MiguelMJ - 2022-01-24

Using the console, you have to cd your way through all your directories, which thanks to autocompletion, can be a relatively fast. However, sometimes you have to work with very deep folder structures, with not autocompletion-friendly folder groups and processes that require you to navigate them a lot. As this has been my case for the last few months, I finally decided to make a tool to solve this and reduce the amount of keystrokes spent in cd navigation.

This tool is a small bash function called ws, short for workspace. You can find it here. Paste it at the end of your ~/.bashrc or your source file of choice to use it.

Description and usage

For ws, a workspaces is a set of directories, each one associated to a numeric ID. You can define as many workspaces as you want, and activate different ones for each open terminal.

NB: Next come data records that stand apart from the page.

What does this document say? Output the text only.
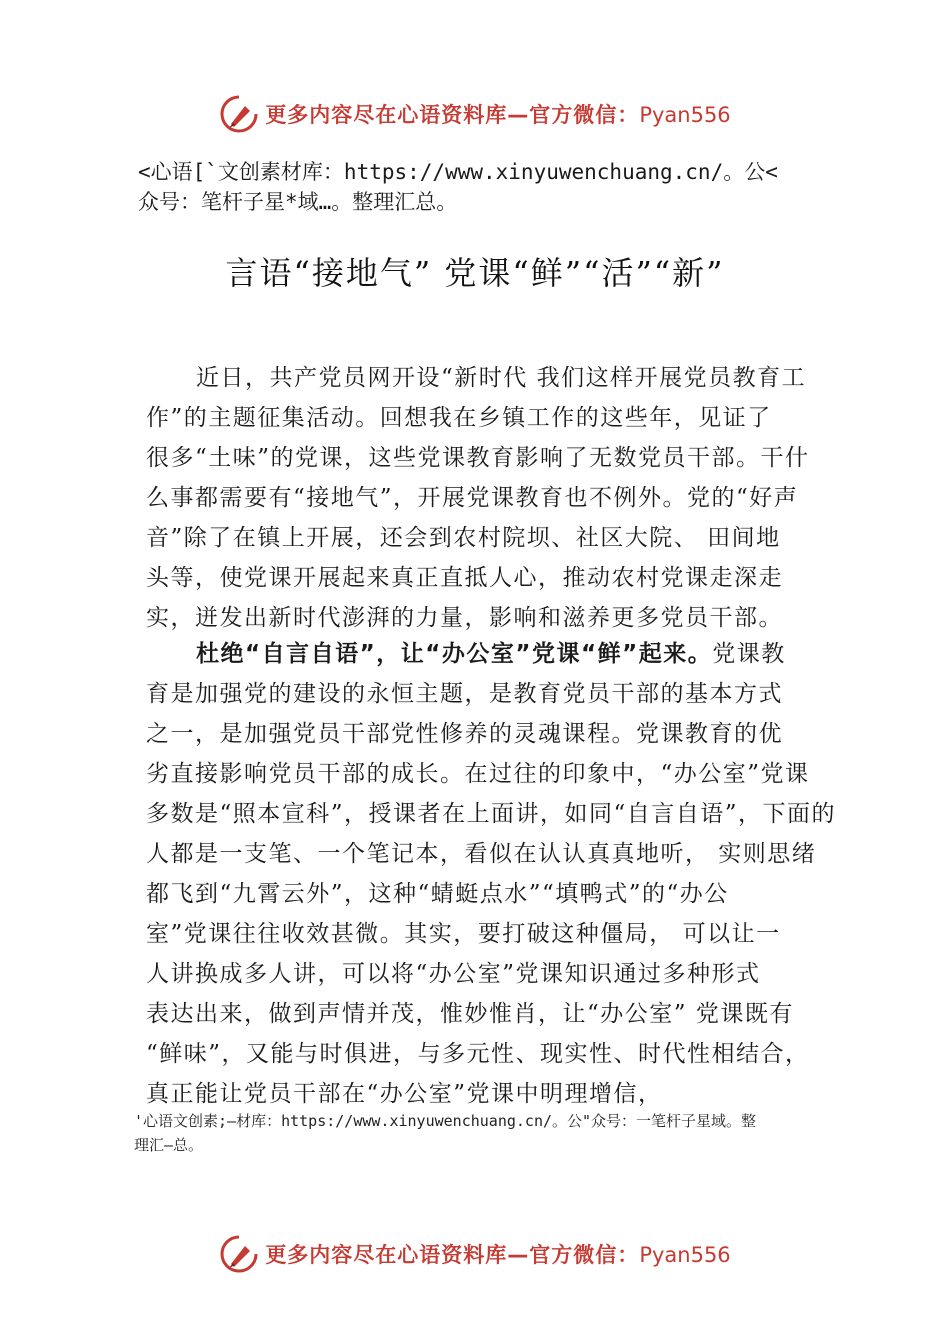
更多内容尽在心语资料库—官方微信：Pyan556
<心语[`文创素材库：https://www.xinyuwenchuang.cn/。公<
众号：笔杆子星*域…。整理汇总。
言语“接地气” 党课“鲜”“活”“新”
近日，共产党员网开设“新时代 我们这样开展党员教育工
作”的主题征集活动。回想我在乡镇工作的这些年，见证了
很多“土味”的党课，这些党课教育影响了无数党员干部。干什
么事都需要有“接地气”，开展党课教育也不例外。党的“好声
音”除了在镇上开展，还会到农村院坝、社区大院、 田间地
头等，使党课开展起来真正直抵人心，推动农村党课走深走
实，迸发出新时代澎湃的力量，影响和滋养更多党员干部。
杜绝“自言自语”，让“办公室”党课“鲜”起来。党课教
育是加强党的建设的永恒主题，是教育党员干部的基本方式
之一，是加强党员干部党性修养的灵魂课程。党课教育的优
劣直接影响党员干部的成长。在过往的印象中，“办公室”党课
多数是“照本宣科”，授课者在上面讲，如同“自言自语”，下面的
人都是一支笔、一个笔记本，看似在认认真真地听， 实则思绪
都飞到“九霄云外”，这种“蜻蜓点水”“填鸭式”的“办公
室”党课往往收效甚微。其实，要打破这种僵局， 可以让一
人讲换成多人讲，可以将“办公室”党课知识通过多种形式
表达出来，做到声情并茂，惟妙惟肖，让“办公室” 党课既有
“鲜味”，又能与时俱进，与多元性、现实性、时代性相结合，
真正能让党员干部在“办公室”党课中明理增信，
'心语文创素;—材库：https://www.xinyuwenchuang.cn/。公"众号：一笔杆子星域。整
理汇—总。
更多内容尽在心语资料库—官方微信：Pyan556
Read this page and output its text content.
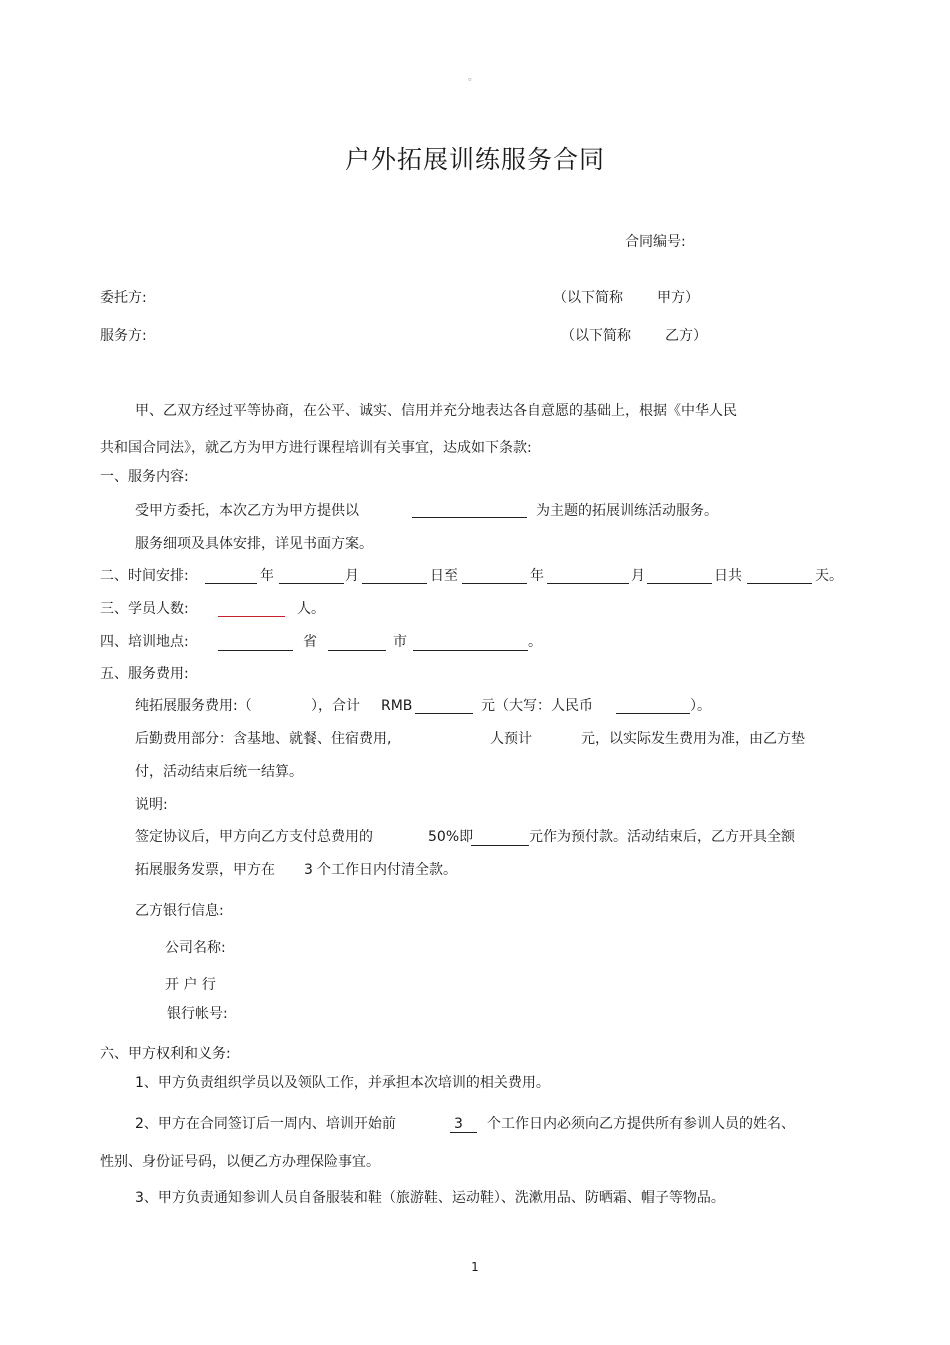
。
户外拓展训练服务合同
合同编号:
委托方:	（以下简称 甲方）
服务方:	（以下简称 乙方）
甲、乙双方经过平等协商，在公平、诚实、信用并充分地表达各自意愿的基础上，根据《中华人民
共和国合同法》，就乙方为甲方进行课程培训有关事宜，达成如下条款:
一、服务内容:
受甲方委托，本次乙方为甲方提供以	为主题的拓展训练活动服务。
服务细项及具体安排，详见书面方案。
二、时间安排:	年	月	日至	年	月	日共	天。
三、学员人数:	人。
四、培训地点:	省	市	。
五、服务费用:
纯拓展服务费用:（	），合计 RMB	元（大写：人民币	）。
后勤费用部分：含基地、就餐、住宿费用,	人预计	元，以实际发生费用为准，由乙方垫
付，活动结束后统一结算。
说明:
签定协议后，甲方向乙方支付总费用的	50%即	元作为预付款。活动结束后，乙方开具全额
拓展服务发票，甲方在 3 个工作日内付清全款。
乙方银行信息:
公司名称:
开 户 行
银行帐号:
六、甲方权利和义务:
1、甲方负责组织学员以及领队工作，并承担本次培训的相关费用。
2、甲方在合同签订后一周内、培训开始前	3 个工作日内必须向乙方提供所有参训人员的姓名、
性别、身份证号码，以便乙方办理保险事宜。
3、甲方负责通知参训人员自备服装和鞋（旅游鞋、运动鞋）、洗漱用品、防晒霜、帽子等物品。
1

Some examples will be more illustrative than any wall of text:

# Create the workspace itself
$ ws -s my_workspace

# Populate it with directories
$ cd /path/to/foo/dir
$ ws -a
$ cd /path/to/bar/dir
$ ws -a
$ cd /path/to/baz/dir
$ ws -a

# Check the directories in your workspace
$ ws -l
Workspace my_workspace:
  1 /path/to/foo/dir
  2 /path/to/bar/dir
  3 /path/to/baz/dir

# Move to a directory in your workspace
$ ws 2
/path/to/bar

# See a list of available workspaces
# The active one is marked with >
$ ws -s -l
Workspaces:
- default
> my_workspace

# Remove a directory from a workspace
$ ws -r 2
$ ws -l
Workspace my_workspace:
  1 /path/to/foo/dir
  2 /path/to/baz/dir

# Remove a workspace
# If it is the current, then the default one is activated
$ ws -s -r my_workspace
$ ws -s -l
Workspaces:
> default

The only downside is that you’ll have to remember the IDs of each directory to use it fluently, but this shouldn’t be a problem if you end up using it a lot. Also, remember to check that you are using the correct workspace before you start to work; it will remember it if the tty is the same.